Il mosaico dei numeri sul Garmin però sono una bella e confortevole compagnia. Si accoppiano amabilmente con i metri di quota disegnati sull’asfalto e con le performance record dei ciclisti del passato. Anche se su quello schermo ovunque guardi c’è da terrorizzarsi. Oltre alla già famigerata pendenza c’è solo l’imbarazzo della scelta nell’esplorazione dei valori più bizzarri. Il cuore ad esempio, che nel mio caso può arrivare a raggiungere i 180 bpm e però va tutto quasi-bene, dipende dalla piccola dimensione, mi dico per rassicurarmi. Poi c’è la velocità. Ma fino a che lentezza si può arrivare rimanendo in piedi senza rischiare il surplace? Nei punti più veloci mi vedo a 6 km/h. La cadenza manco viene registrata. Tutto è così deformato dalla lente dello sforzo estremo che a un certo punto vedo un 57% e quasi credo sia la pendenza… macché, tranquilla, è il livello della batteria.

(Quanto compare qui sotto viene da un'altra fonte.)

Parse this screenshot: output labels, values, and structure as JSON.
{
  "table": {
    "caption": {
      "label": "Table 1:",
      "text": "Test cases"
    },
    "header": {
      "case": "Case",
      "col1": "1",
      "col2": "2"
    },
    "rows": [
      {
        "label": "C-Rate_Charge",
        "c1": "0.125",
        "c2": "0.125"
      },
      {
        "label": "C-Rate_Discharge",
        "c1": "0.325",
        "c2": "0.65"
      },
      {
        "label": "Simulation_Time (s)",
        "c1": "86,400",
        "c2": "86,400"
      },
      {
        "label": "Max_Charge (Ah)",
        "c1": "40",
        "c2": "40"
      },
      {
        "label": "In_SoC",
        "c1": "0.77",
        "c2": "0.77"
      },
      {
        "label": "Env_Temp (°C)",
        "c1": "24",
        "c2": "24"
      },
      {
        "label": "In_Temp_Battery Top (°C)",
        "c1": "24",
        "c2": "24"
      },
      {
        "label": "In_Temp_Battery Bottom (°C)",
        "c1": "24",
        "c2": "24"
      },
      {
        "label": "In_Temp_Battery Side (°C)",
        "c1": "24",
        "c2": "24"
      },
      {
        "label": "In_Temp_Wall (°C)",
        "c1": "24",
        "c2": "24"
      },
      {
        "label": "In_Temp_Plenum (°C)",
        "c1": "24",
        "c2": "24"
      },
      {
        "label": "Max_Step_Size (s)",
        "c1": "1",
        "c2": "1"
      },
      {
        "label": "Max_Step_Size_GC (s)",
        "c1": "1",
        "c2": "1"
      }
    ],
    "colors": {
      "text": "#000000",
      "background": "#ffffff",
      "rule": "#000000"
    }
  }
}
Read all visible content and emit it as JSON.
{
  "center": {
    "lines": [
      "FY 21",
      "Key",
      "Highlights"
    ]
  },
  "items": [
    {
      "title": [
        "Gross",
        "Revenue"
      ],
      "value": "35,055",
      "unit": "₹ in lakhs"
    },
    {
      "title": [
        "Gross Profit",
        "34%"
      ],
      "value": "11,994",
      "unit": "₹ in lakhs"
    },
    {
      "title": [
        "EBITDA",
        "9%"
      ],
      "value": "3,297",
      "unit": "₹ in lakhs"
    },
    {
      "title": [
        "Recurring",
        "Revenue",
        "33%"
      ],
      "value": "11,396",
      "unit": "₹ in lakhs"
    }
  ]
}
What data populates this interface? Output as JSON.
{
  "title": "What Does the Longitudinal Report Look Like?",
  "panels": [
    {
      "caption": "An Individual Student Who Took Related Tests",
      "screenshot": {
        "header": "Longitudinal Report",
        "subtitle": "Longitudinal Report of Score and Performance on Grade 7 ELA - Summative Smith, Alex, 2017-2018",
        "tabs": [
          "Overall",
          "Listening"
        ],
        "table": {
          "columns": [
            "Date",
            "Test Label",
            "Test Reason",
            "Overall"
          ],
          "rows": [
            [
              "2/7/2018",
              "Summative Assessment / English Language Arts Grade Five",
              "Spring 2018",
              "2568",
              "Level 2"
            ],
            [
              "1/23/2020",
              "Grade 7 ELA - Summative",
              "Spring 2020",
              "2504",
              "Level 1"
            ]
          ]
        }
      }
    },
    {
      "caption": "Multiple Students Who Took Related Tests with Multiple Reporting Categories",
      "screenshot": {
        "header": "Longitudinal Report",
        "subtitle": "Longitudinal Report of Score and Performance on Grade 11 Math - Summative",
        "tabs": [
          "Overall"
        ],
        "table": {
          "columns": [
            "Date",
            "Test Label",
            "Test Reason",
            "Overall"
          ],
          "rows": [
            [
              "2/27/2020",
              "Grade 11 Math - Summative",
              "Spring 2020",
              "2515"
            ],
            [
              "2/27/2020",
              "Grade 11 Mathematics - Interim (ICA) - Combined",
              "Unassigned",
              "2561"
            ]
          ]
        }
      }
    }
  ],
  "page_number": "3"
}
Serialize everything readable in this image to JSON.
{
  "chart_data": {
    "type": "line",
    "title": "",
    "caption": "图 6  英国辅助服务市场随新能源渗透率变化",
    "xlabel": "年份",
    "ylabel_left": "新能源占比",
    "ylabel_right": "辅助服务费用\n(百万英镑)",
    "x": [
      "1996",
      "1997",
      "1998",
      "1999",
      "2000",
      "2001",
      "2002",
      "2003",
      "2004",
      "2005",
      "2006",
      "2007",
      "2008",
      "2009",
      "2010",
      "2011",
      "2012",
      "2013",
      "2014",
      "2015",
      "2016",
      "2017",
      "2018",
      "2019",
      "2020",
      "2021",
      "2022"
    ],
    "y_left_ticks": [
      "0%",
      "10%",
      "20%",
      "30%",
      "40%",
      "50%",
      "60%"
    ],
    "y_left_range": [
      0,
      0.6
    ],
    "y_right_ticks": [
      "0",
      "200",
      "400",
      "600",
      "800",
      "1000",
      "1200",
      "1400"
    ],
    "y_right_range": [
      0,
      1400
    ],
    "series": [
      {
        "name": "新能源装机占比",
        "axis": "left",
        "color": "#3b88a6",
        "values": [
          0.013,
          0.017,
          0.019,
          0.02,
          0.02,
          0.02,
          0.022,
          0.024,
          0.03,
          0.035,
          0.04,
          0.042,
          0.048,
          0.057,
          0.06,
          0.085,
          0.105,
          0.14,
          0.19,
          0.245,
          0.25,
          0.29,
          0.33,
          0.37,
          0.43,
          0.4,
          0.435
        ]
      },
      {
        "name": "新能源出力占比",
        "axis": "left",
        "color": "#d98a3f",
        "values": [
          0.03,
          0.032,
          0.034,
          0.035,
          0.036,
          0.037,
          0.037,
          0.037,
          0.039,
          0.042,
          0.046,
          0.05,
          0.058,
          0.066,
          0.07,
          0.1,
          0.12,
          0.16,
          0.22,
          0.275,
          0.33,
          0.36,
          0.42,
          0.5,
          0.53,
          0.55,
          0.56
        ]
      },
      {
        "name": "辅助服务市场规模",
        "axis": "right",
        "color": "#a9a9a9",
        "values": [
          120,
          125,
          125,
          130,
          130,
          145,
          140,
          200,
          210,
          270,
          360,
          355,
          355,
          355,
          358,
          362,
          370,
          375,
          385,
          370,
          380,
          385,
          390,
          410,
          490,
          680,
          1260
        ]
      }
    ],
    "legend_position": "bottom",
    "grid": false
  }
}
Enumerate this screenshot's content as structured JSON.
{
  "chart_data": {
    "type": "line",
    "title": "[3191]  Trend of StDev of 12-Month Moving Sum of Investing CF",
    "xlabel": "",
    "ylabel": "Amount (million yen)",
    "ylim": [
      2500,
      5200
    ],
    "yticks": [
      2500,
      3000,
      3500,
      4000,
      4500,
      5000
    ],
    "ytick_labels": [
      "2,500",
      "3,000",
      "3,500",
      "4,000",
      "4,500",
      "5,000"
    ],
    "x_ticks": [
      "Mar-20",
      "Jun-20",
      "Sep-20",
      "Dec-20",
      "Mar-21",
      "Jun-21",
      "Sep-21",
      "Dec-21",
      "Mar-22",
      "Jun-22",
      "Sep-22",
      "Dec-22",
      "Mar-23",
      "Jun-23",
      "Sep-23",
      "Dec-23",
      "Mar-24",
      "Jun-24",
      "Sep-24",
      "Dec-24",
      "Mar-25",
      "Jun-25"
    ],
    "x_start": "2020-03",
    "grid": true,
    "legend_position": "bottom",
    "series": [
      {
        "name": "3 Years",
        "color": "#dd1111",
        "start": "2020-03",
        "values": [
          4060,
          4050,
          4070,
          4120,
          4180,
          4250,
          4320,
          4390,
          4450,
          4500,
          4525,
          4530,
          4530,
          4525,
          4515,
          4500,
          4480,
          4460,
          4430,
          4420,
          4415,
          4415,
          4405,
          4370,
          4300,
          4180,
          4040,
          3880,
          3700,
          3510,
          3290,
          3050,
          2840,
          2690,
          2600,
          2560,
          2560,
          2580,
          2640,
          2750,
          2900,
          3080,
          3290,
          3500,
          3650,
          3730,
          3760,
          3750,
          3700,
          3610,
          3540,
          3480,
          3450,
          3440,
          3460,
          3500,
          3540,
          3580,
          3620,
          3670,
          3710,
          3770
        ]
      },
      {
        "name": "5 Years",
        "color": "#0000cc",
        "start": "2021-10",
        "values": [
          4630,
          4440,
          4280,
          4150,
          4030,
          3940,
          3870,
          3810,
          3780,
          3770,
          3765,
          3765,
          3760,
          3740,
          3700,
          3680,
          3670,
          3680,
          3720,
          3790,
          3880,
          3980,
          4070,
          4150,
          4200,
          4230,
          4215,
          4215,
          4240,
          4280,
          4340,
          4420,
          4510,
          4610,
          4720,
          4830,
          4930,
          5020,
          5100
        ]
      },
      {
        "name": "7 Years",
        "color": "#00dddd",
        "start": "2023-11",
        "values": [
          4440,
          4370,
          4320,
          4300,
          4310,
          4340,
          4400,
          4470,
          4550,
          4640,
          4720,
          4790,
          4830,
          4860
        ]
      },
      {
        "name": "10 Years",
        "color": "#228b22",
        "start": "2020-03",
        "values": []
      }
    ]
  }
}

Giunta al metro 990 ecco però l’insidia a cui non pensavo. La bici s’impenna! Proprio così, mi rendo conto che la ruota davanti non tocca e per di più il manubrio, senza più resistenza con l’asfalto, mi si piega a destra. Giuro che non ricordo come ho fatto a rimanere in piedi. Miracolo della fisica. E però uno spiacevole senso di vertigine s’insinua nella testa, tanto da aggiungere un pizzico in più di istinto per la sopravvivenza che di solito mette le ali. Sono a pochi metri dai tornanti di cui si narra la durezza. Carlo, ciclista di passaggio con cui avevamo condiviso, insieme all’amico, un tratto da Giussano a Canzo, lo aveva detto. Quando arrivi ai due tornanti è durissima. E già sei fermo prima di arrivarci.
Effettivamente non ci si può credere. Ormai credo che il suono del mio fiato sia udibile fino alla Madonna del Ghisallo. Incrocio un famigliola in discesa. Nessuno osa dirmi nulla, nemmeno un ciao o un addio, ma per fortuna fanno largo e i bambinetti stanno fermi. Non avrei sopportato un cm di invasione nella mia traiettoria. Incrocio anche un ciclista in mtb in discesa. Che mi incoraggia alla grande. Vai che c’è l’ultimo tornante, respira, pian piano, vai che sei arrivata! Mi sento molto maleducata, ma ho appena la forza per fare sì con la testa, senza parole.
Così l’ultimo tornante arriva e con lui è in agguato l’ultimo colpo di coda. Prima di tutto la delusione di non vedere ancora la sbarra della fine. C’è una lieve curva che ne impedisce la vista. E poi mi cade l’occhio su una scritta dipinta per terra. La citazione di qualcuno che dice qualcosa come: l’ultimo strappo è atroce, la bici s’impenna… Come? Ancora rischio impennata? Nooooo. Quando mai mi sono messa a leggere. Ma così è. La ruota anteriore di nuovo perde aderenza. Panico. È però più breve della prima volta. Che stia imparando a fare le penne come i tamarri del freestyle? Avrei fatto a meno, ma dopo l’ultima paura ecco il premio: la sbarra finale. Metro dopo metro eccola avvicinarsi fino a che ci sbatto contro e rimango lì, incredula. Ansimante da sputare un polmone intero. E… divertita, felice. Ce l’ho fatta! Il Muro tutto d’un fiato, senza mai mettere giù il piede. Mi raggiunge alla sbarra Francesco che nel frattempo era salito al bar ed esclama: “Però… non me lo ricordavo così tosto!”. Inutile dire che sogno già di poter dire anch’io questa frase, magari a qualcuno che farà con me il Muro per la prima volta. Il primo Muro, a quanto pare… si scorda sempre!